Each snapshot in the official Arch repository is immutable, allowing you to sync your system with a specific snapshot repo of your choice.
In contrast, Manjaro doesn’t offer this level of flexibility, aas it only has 3 branches. To avoid dependency issues, Manjaro relies on tools like Arkdep.
I wasn’t aware of that distinction. Thanks.
That surprises me, given the built-in immutable snapshot functionality in the Arch repo.
I didn’t realize it was possible to do incremental updates in Arch without doing a full system update all at once??
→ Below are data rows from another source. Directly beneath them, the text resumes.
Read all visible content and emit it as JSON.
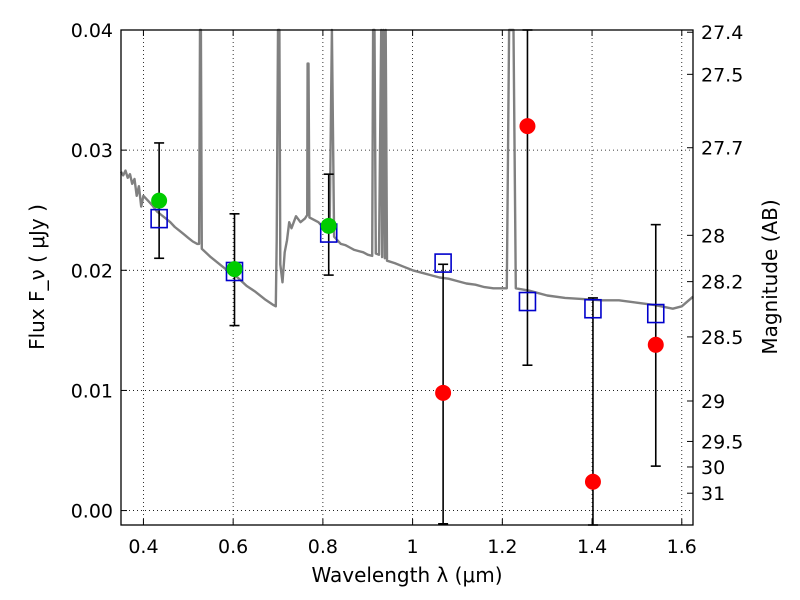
{
  "chart_data": {
    "type": "scatter",
    "xlabel": "Wavelength  λ (μm)",
    "ylabel": "Flux  F_ν  ( μJy )",
    "y2label": "Magnitude (AB)",
    "xlim": [
      0.35,
      1.625
    ],
    "ylim": [
      -0.0012,
      0.04
    ],
    "grid": true,
    "x_ticks": [
      {
        "value": 0.4,
        "label": "0.4"
      },
      {
        "value": 0.6,
        "label": "0.6"
      },
      {
        "value": 0.8,
        "label": "0.8"
      },
      {
        "value": 1.0,
        "label": "1"
      },
      {
        "value": 1.2,
        "label": "1.2"
      },
      {
        "value": 1.4,
        "label": "1.4"
      },
      {
        "value": 1.6,
        "label": "1.6"
      }
    ],
    "y_ticks": [
      {
        "value": 0.0,
        "label": "0.00"
      },
      {
        "value": 0.01,
        "label": "0.01"
      },
      {
        "value": 0.02,
        "label": "0.02"
      },
      {
        "value": 0.03,
        "label": "0.03"
      },
      {
        "value": 0.04,
        "label": "0.04"
      }
    ],
    "y2_ticks": [
      {
        "value": 27.4,
        "label": "27.4"
      },
      {
        "value": 27.5,
        "label": "27.5"
      },
      {
        "value": 27.7,
        "label": "27.7"
      },
      {
        "value": 28,
        "label": "28"
      },
      {
        "value": 28.2,
        "label": "28.2"
      },
      {
        "value": 28.5,
        "label": "28.5"
      },
      {
        "value": 29,
        "label": "29"
      },
      {
        "value": 29.5,
        "label": "29.5"
      },
      {
        "value": 30,
        "label": "30"
      },
      {
        "value": 31,
        "label": "31"
      }
    ],
    "model_spectrum": {
      "color": "#808080",
      "points": [
        [
          0.35,
          0.0282
        ],
        [
          0.355,
          0.0279
        ],
        [
          0.36,
          0.0283
        ],
        [
          0.365,
          0.0277
        ],
        [
          0.37,
          0.028
        ],
        [
          0.375,
          0.0272
        ],
        [
          0.38,
          0.0276
        ],
        [
          0.385,
          0.0262
        ],
        [
          0.39,
          0.027
        ],
        [
          0.395,
          0.0253
        ],
        [
          0.4,
          0.0262
        ],
        [
          0.41,
          0.0258
        ],
        [
          0.42,
          0.0254
        ],
        [
          0.43,
          0.0249
        ],
        [
          0.44,
          0.0246
        ],
        [
          0.45,
          0.0243
        ],
        [
          0.46,
          0.024
        ],
        [
          0.47,
          0.0236
        ],
        [
          0.48,
          0.0233
        ],
        [
          0.49,
          0.023
        ],
        [
          0.5,
          0.0227
        ],
        [
          0.51,
          0.0224
        ],
        [
          0.52,
          0.0222
        ],
        [
          0.524,
          0.0222
        ],
        [
          0.526,
          0.04
        ],
        [
          0.528,
          0.04
        ],
        [
          0.53,
          0.0218
        ],
        [
          0.55,
          0.0211
        ],
        [
          0.57,
          0.0205
        ],
        [
          0.59,
          0.0199
        ],
        [
          0.61,
          0.0194
        ],
        [
          0.63,
          0.0187
        ],
        [
          0.65,
          0.0182
        ],
        [
          0.67,
          0.0176
        ],
        [
          0.69,
          0.0171
        ],
        [
          0.695,
          0.017
        ],
        [
          0.697,
          0.0225
        ],
        [
          0.7,
          0.04
        ],
        [
          0.703,
          0.04
        ],
        [
          0.705,
          0.0205
        ],
        [
          0.71,
          0.019
        ],
        [
          0.715,
          0.0215
        ],
        [
          0.72,
          0.0225
        ],
        [
          0.725,
          0.024
        ],
        [
          0.73,
          0.0235
        ],
        [
          0.74,
          0.0245
        ],
        [
          0.75,
          0.024
        ],
        [
          0.76,
          0.0243
        ],
        [
          0.765,
          0.0246
        ],
        [
          0.766,
          0.0372
        ],
        [
          0.768,
          0.0372
        ],
        [
          0.77,
          0.0244
        ],
        [
          0.78,
          0.0242
        ],
        [
          0.79,
          0.024
        ],
        [
          0.8,
          0.0236
        ],
        [
          0.805,
          0.0232
        ],
        [
          0.81,
          0.0236
        ],
        [
          0.815,
          0.0232
        ],
        [
          0.82,
          0.04
        ],
        [
          0.825,
          0.0228
        ],
        [
          0.83,
          0.0226
        ],
        [
          0.84,
          0.0222
        ],
        [
          0.85,
          0.0221
        ],
        [
          0.86,
          0.0219
        ],
        [
          0.87,
          0.0217
        ],
        [
          0.88,
          0.0216
        ],
        [
          0.89,
          0.0215
        ],
        [
          0.9,
          0.0213
        ],
        [
          0.91,
          0.0212
        ],
        [
          0.912,
          0.04
        ],
        [
          0.915,
          0.04
        ],
        [
          0.918,
          0.0214
        ],
        [
          0.925,
          0.0213
        ],
        [
          0.93,
          0.04
        ],
        [
          0.932,
          0.0211
        ],
        [
          0.935,
          0.04
        ],
        [
          0.938,
          0.021
        ],
        [
          0.94,
          0.04
        ],
        [
          0.943,
          0.0208
        ],
        [
          0.96,
          0.0206
        ],
        [
          0.98,
          0.0203
        ],
        [
          1.0,
          0.02
        ],
        [
          1.02,
          0.0198
        ],
        [
          1.04,
          0.0196
        ],
        [
          1.06,
          0.0194
        ],
        [
          1.08,
          0.0193
        ],
        [
          1.1,
          0.0191
        ],
        [
          1.12,
          0.0189
        ],
        [
          1.14,
          0.0188
        ],
        [
          1.16,
          0.0186
        ],
        [
          1.18,
          0.0185
        ],
        [
          1.21,
          0.0185
        ],
        [
          1.215,
          0.04
        ],
        [
          1.225,
          0.04
        ],
        [
          1.23,
          0.0185
        ],
        [
          1.26,
          0.0183
        ],
        [
          1.3,
          0.0179
        ],
        [
          1.34,
          0.0177
        ],
        [
          1.38,
          0.0176
        ],
        [
          1.42,
          0.0175
        ],
        [
          1.46,
          0.0175
        ],
        [
          1.5,
          0.0173
        ],
        [
          1.54,
          0.0171
        ],
        [
          1.58,
          0.0168
        ],
        [
          1.6,
          0.017
        ],
        [
          1.625,
          0.0178
        ]
      ]
    },
    "series": [
      {
        "marker": "open-square",
        "color": "#0000cc",
        "points": [
          {
            "x": 0.435,
            "y": 0.0243
          },
          {
            "x": 0.603,
            "y": 0.0199
          },
          {
            "x": 0.813,
            "y": 0.0231
          },
          {
            "x": 1.068,
            "y": 0.0206
          },
          {
            "x": 1.256,
            "y": 0.0174
          },
          {
            "x": 1.402,
            "y": 0.0168
          },
          {
            "x": 1.542,
            "y": 0.0164
          }
        ]
      },
      {
        "marker": "filled-circle",
        "color": "#00cc00",
        "points": [
          {
            "x": 0.435,
            "y": 0.0258,
            "yerr_low": 0.021,
            "yerr_high": 0.0306
          },
          {
            "x": 0.603,
            "y": 0.0201,
            "yerr_low": 0.0154,
            "yerr_high": 0.0247
          },
          {
            "x": 0.813,
            "y": 0.0237,
            "yerr_low": 0.0196,
            "yerr_high": 0.028
          }
        ]
      },
      {
        "marker": "filled-circle",
        "color": "#ff0000",
        "points": [
          {
            "x": 1.068,
            "y": 0.0098,
            "yerr_low": -0.0011,
            "yerr_high": 0.0205
          },
          {
            "x": 1.256,
            "y": 0.032,
            "yerr_low": 0.0121,
            "yerr_high": 0.04
          },
          {
            "x": 1.402,
            "y": 0.0024,
            "yerr_low": -0.0012,
            "yerr_high": 0.0177
          },
          {
            "x": 1.542,
            "y": 0.0138,
            "yerr_low": 0.0037,
            "yerr_high": 0.0238
          }
        ]
      }
    ]
  }
}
Where can I find more info about this?
The Arch Wiki might be a good place to start.
Cheers.
man pacman.conf
The Arch Linux archive is NOT created to maintain systems at a given package level.
It is a historial archive not a maintenance hub.
//EDIT - I accidently left out the word not - corrected my mistake.
Alright, I couldn’t find any clear info about incremental updates. Where is the evidence for this?
Even ChatGPT stated that Arch’s rolling release model doesn’t support incremental updates – only full updates all at once.